Alkazi was born in an Arab emigrant family in 1925. The biography traces his life in detail, from his early years spent in Bombay and Poona to his incredible coming-of-age journey as an artist and an aesthete of the most luminous kind. Allana describes Alkazi’s brushes with the many icons of Indian film and cultural history as well as some of the most influential literary figures of the 20th century. Guru Dutt, Chetan and Dev Anand, Stephen Spender and many others appear on these pages. Allana also documents in meticulous detail the evolution and the legacy of Indian theatre, from the roots of commercial Natak companies to the Indian People’s Theatre Association and the Prithvi Theatre.

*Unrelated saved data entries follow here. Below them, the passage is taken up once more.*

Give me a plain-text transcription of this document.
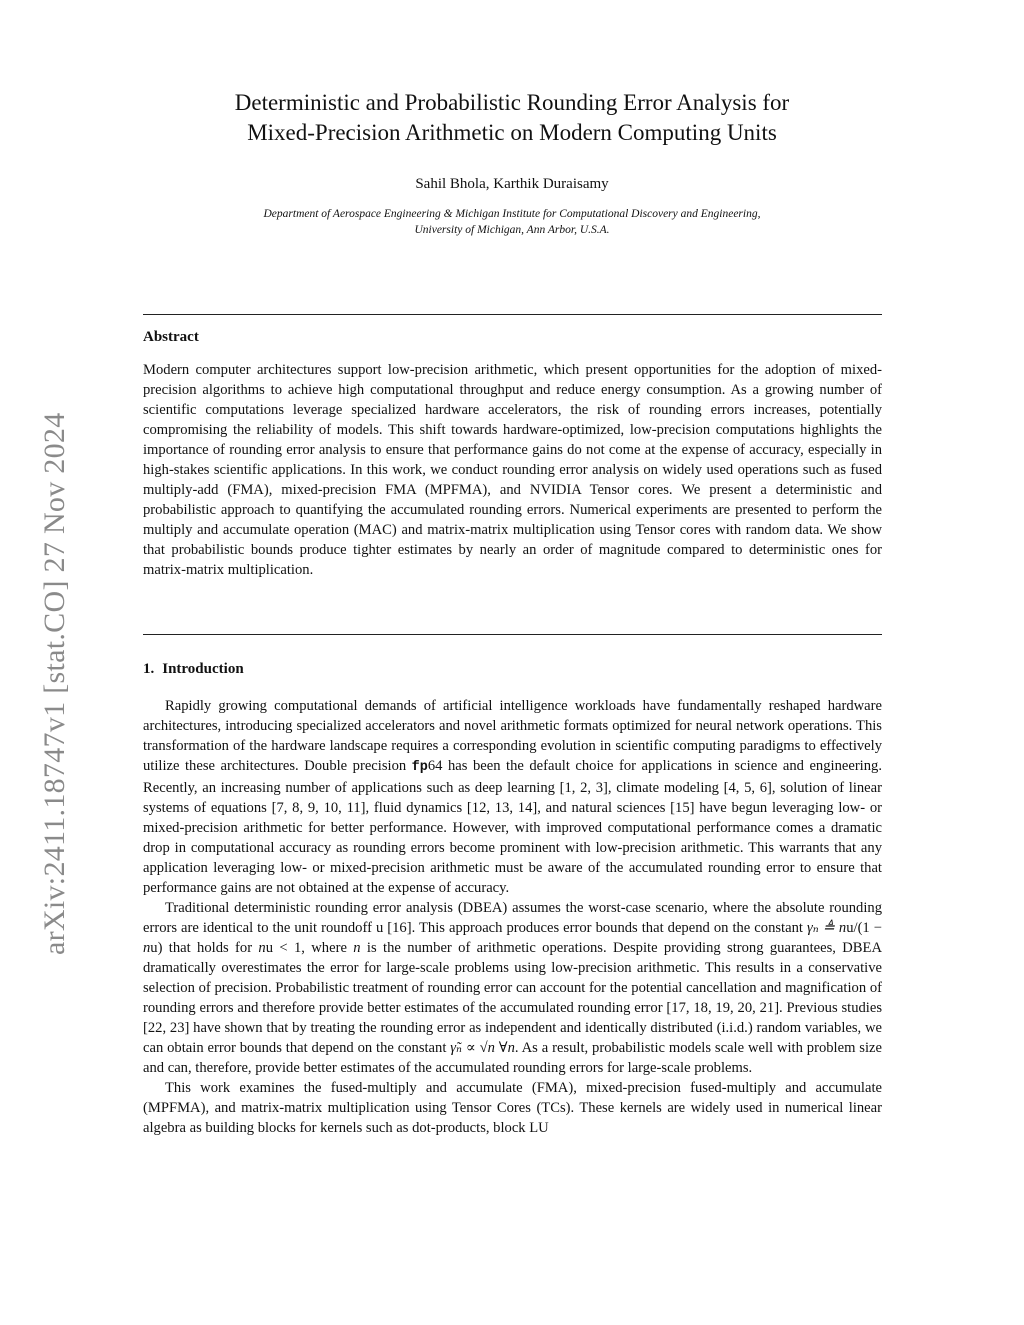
arXiv:2411.18747v1 [stat.CO] 27 Nov 2024
Deterministic and Probabilistic Rounding Error Analysis for
Mixed-Precision Arithmetic on Modern Computing Units
Sahil Bhola, Karthik Duraisamy
Department of Aerospace Engineering & Michigan Institute for Computational Discovery and Engineering,
University of Michigan, Ann Arbor, U.S.A.
Abstract
Modern computer architectures support low-precision arithmetic, which present opportunities for the adoption of mixed-precision algorithms to achieve high computational throughput and reduce energy consumption. As a growing number of scientific computations leverage specialized hardware accelerators, the risk of rounding errors increases, potentially compromising the reliability of models. This shift towards hardware-optimized, low-precision computations highlights the importance of rounding error analysis to ensure that performance gains do not come at the expense of accuracy, especially in high-stakes scientific applications. In this work, we conduct rounding error analysis on widely used operations such as fused multiply-add (FMA), mixed-precision FMA (MPFMA), and NVIDIA Tensor cores. We present a deterministic and probabilistic approach to quantifying the accumulated rounding errors. Numerical experiments are presented to perform the multiply and accumulate operation (MAC) and matrix-matrix multiplication using Tensor cores with random data. We show that probabilistic bounds produce tighter estimates by nearly an order of magnitude compared to deterministic ones for matrix-matrix multiplication.
1. Introduction

Rapidly growing computational demands of artificial intelligence workloads have fundamentally reshaped hardware architectures, introducing specialized accelerators and novel arithmetic formats optimized for neural network operations. This transformation of the hardware landscape requires a corresponding evolution in scientific computing paradigms to effectively utilize these architectures. Double precision fp64 has been the default choice for applications in science and engineering. Recently, an increasing number of applications such as deep learning [1, 2, 3], climate modeling [4, 5, 6], solution of linear systems of equations [7, 8, 9, 10, 11], fluid dynamics [12, 13, 14], and natural sciences [15] have begun leveraging low- or mixed-precision arithmetic for better performance. However, with improved computational performance comes a dramatic drop in computational accuracy as rounding errors become prominent with low-precision arithmetic. This warrants that any application leveraging low- or mixed-precision arithmetic must be aware of the accumulated rounding error to ensure that performance gains are not obtained at the expense of accuracy.

Traditional deterministic rounding error analysis (DBEA) assumes the worst-case scenario, where the absolute rounding errors are identical to the unit roundoff u [16]. This approach produces error bounds that depend on the constant γₙ ≜ nu/(1 − nu) that holds for nu < 1, where n is the number of arithmetic operations. Despite providing strong guarantees, DBEA dramatically overestimates the error for large-scale problems using low-precision arithmetic. This results in a conservative selection of precision. Probabilistic treatment of rounding error can account for the potential cancellation and magnification of rounding errors and therefore provide better estimates of the accumulated rounding error [17, 18, 19, 20, 21]. Previous studies [22, 23] have shown that by treating the rounding error as independent and identically distributed (i.i.d.) random variables, we can obtain error bounds that depend on the constant γ̃ₙ ∝ √n ∀n. As a result, probabilistic models scale well with problem size and can, therefore, provide better estimates of the accumulated rounding errors for large-scale problems.

This work examines the fused-multiply and accumulate (FMA), mixed-precision fused-multiply and accumulate (MPFMA), and matrix-matrix multiplication using Tensor Cores (TCs). These kernels are widely used in numerical linear algebra as building blocks for kernels such as dot-products, block LU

Alkazi’s passion for theatre is portrayed effectively: his eyes gleamed and his voice trembled when he talked about performing on stage. His passionate diatribes against the muddy marriage of commerce and cinema drove him more firmly towards theatre — and also inwards, into himself.

The biography soars when it details the stories behind some of Alkazi’s memorable adaptations and productions: how he meditated on scripts for long; how he read and reread classics, from Hamlet to Oedipus Rex, to enrich his understanding of the complicated relationships and emotions between people; and how he never stopped learning and growing. Growing up in a “cosmopolitan” Poona — as he describes it — surrounded by a melange of cultures, with Parsis, Jews, Muslims, Hindus and Christians coexisting, Alkazi’s adolescent years were spent in a “certain unhurried calm” as his parents inspired in their children “a reverence for things.” His adult life was informed by these foundations. However, the biography’s strength lies not only in piecing together the intimate personal history of Alkazi but also in its ability to situate the man’s life in his milieu. A time of conflict, wars and rebellion influenced Alkazi’s oeuvre and his call to the stage.

Allana documents the many historical events that serve as milestones in Alkazi’s intellectual and emotional growth. For instance, in 1942, among swarms of people protesting near the Opera House intersection, he felt like a Hindustani for the first time. The national struggle for freedom became his homecoming too. Even though it may be reductive to describe Allana’s biography as such, it is, at its heart, about a quest for belonging and finding a home away from home. That Alkazi is now deeply embedded in the tapestry of Indian history is a credit to the nation’s now-plummeting syncretism.

Allana reconstructs historical events via dialogues between the characters. While there might be some documents and interviews that serve as the source material for some of these dialogues, the artistic liberty taken to narrativise history renders the book’s veracity slightly vulnerable.

Alkazi’s contributions to Indian theatre remain invaluable. He described himself as a bridge that facilitated the mingling of sophisticated Western movements like Modernism and Defamiliarization with India’s appetite for melodrama. Alkazi’s life is an excellent doorway to a past; in being that doorway, it manages to create a wormhole in time. A function, perhaps better than holding time captive.